SGD for Cox proportional hazards model

I am wondering if there's any implementation or theory about using stochastic gradient descent for estimation parameters in Cox proportional hazards model. Normally in that model the partial-log-likelihood (which for right censoring that is independent and uninformative about parameters is a true log-likelihood)

$$\ell_p(\beta) = \sum\limits_{i=1}^{K}X_i'\beta - \sum\limits_{i=1}^{K}\log\Big(\sum\limits_{l\in \mathscr{R}(t_i)}^{}e^{X_l'\beta}\Big)$$

where

• $K$ denotes number of failure times,
• $\mathscr{R}(t_i)$ is a risk set at time $t_i$

is estimated using the first and second derivatives and Newton-Raphson algorithm.

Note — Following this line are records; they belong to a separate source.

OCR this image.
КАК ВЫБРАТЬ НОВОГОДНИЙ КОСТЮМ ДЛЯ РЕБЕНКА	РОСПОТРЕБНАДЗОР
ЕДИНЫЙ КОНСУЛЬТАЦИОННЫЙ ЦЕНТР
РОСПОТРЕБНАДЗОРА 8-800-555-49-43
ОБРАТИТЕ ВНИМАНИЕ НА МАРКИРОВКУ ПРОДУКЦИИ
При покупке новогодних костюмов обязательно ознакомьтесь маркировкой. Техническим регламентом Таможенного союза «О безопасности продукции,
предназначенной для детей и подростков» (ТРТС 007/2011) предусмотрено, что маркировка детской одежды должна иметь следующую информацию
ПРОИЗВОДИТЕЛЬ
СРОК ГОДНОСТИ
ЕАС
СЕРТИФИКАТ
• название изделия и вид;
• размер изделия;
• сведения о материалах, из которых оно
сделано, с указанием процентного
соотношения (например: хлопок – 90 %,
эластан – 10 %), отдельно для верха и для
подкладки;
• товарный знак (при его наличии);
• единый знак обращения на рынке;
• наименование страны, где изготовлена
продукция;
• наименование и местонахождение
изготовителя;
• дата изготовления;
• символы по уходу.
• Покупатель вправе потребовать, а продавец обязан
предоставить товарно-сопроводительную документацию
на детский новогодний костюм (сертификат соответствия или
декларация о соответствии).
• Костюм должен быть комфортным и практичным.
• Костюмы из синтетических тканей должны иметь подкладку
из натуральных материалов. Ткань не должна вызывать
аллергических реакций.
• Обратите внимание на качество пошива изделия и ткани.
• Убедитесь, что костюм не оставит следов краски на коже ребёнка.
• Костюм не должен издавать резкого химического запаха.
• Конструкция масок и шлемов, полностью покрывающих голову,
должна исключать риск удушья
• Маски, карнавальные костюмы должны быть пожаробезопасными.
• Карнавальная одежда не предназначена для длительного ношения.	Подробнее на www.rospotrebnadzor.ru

I was wondering that if the first derivative can be formulated as a sum of elements in which every element corresponds only to information from 1 observation, then the estimation with the stochastic gradient descent would be easy, but I can't transform this derivative to such form:

$$U_k(\beta)=\dfrac{\partial\ell_k(\beta)}{\partial\beta_k}=\sum\limits_{i=1}^{K}\Big(X_{ik}-A_{ik}\Big), A_{ik} = \dfrac{\sum X_{lk} e^{X_l'\beta}}{\sum e^{X_l'\beta}}$$ and the sums in $A_{ik}$ are over risk set.

Does anyone heard about any articles applying SGD to Cox proportional hazards model? It might have great applications in large-scale cox models.